The battle over a Consumer Financial Protection Agency
The CFPA: How a crusade to protect consumers lost its steam
Sunday, January 31, 2010
At a time when the country is deeply divided over the proper role of government, what is Capitol Hill's appetite for a new, independent agency with broad power to police the financial industry and protect consumers from the risky lending practices that contributed so much to the financial crash of 2008?
Not as hearty as the Obama administration had hoped last year when it turned a Harvard Law professor's crusade for a Consumer Financial Protection Agency into a major element of its regulatory reform initiative. After months of tinkering, the House last month finally endorsed the creation of a CFPA, but the Senate Banking Committee hasn't found this particular ingredient to its liking.
Particularly worrisome for the White House: The disagreements over the proposed agency go beyond mere partisanship, echoing the enduring national debate over whether government intervention is more a solution or a problem. That debate has sharpened since the Democrats lost a Senate seat in Massachusetts last week, a result that suggested voter frustration with Obama's government-oriented approach.
Yet, in the wake of that defeat, Obama proposed new and stiffer controls on the size of big banks, a new complication that is likely to slow progress on the rest of the regulatory reform package.
The origin of the CFPA proposal may help explain why it has become so controversial. The idea for a new agency with broad powers to police the marketplace for borrowing -- mortgages, credit cards, payday loans and other forms of consumer credit -- came from a 2007 article that Harvard Law professor Elizabeth Warren wrote for Democracy, a liberal policy journal with a circulation of 5,000.

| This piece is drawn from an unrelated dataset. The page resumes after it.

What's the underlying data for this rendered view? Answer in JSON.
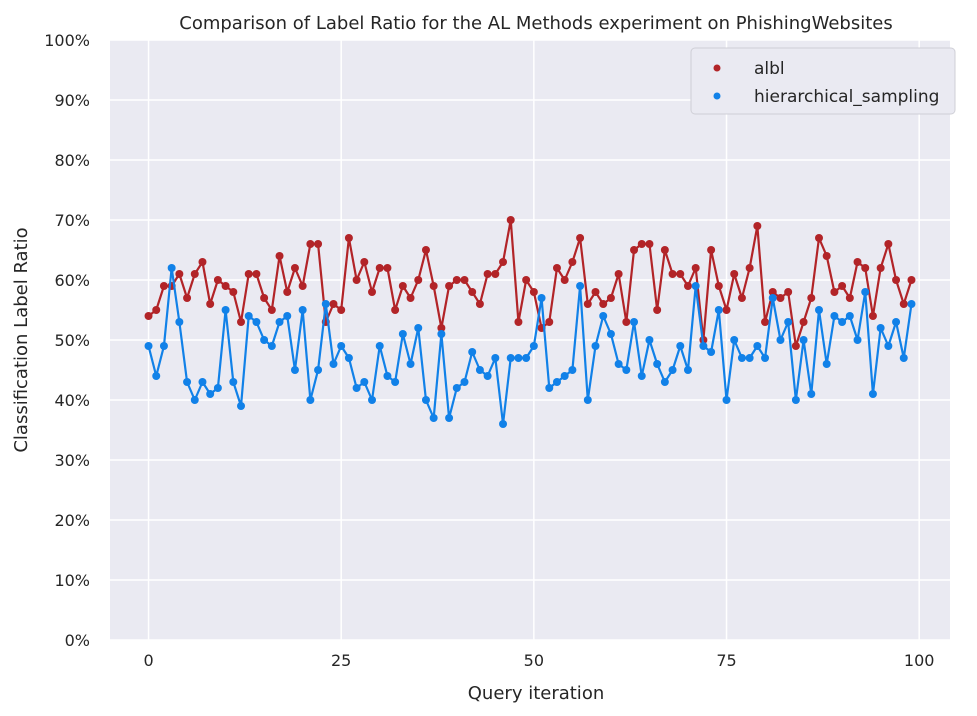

In June, the Obama administration adopted her concept for its package of regulatory reforms. Senate Banking Committee Chairman Christopher J. Dodd (D-Conn.) was an early supporter. He called consumer protection "our first priority" and urged approval of "an independent consumer protection agency whose sole focus is the financial well-being of consumers."
But Sen. Richard C. Shelby (R-Ala.), the banking committee's ranking Republican, said he wouldn't support the creation of an independent agency, calling it "a folly and dangerous" and an expression of the paternalism he thinks government should avoid. Yet Shelby, who likes to call himself "something of a populist," also said he favored new consumer protections. "Consumers are not likely to participate in our markets . . . unless they know they are protected against fraud and unfair dealings," he said last summer.
Ultimately, agreement between Dodd and Shelby is the only obvious route to a bipartisan deal. In recent days, according to Senate sources, they have been discussing alternatives to an independent agency as part of an overall compromise.
Dodd, according to the sources, is willing to consider a consumer protection office under a presidential appointee within an existing agency. He also wants consumer protection to have a dedicated source of funding to better insulate it from budget pressures, with regulators empowered to write and enforce new rules on non-bank institutions such as mortgage brokers.
An advocate and her crusade
Compromise wasn't part of Warren's agenda when she floated the CFPA idea in 2007, more than a year before the crash. At the time, she was a crusading outsider with an outside-the-box idea who then found important Democratic allies in the White House and Congress. Since November, she has headed the congressional oversight panel established to monitor the federal bailout of the U.S. banking industry. Senate Majority Leader Harry M. Reid (D-Nev.) named her to that job.
She unabashedly favors a restructuring of the relationship between lenders and borrowers. Why not be as tough on financial products as the government is on dangerous consumer goods? she asked.
"It is impossible to buy a toaster that has a one-in-five chance of bursting into flames and burning down your house," she wrote in Democracy. "But it is possible to refinance an existing home with a mortgage that has the same one-in-five chance of putting the family out on the street -- and the mortgage won't even carry a disclosure of that fact to the homeowner."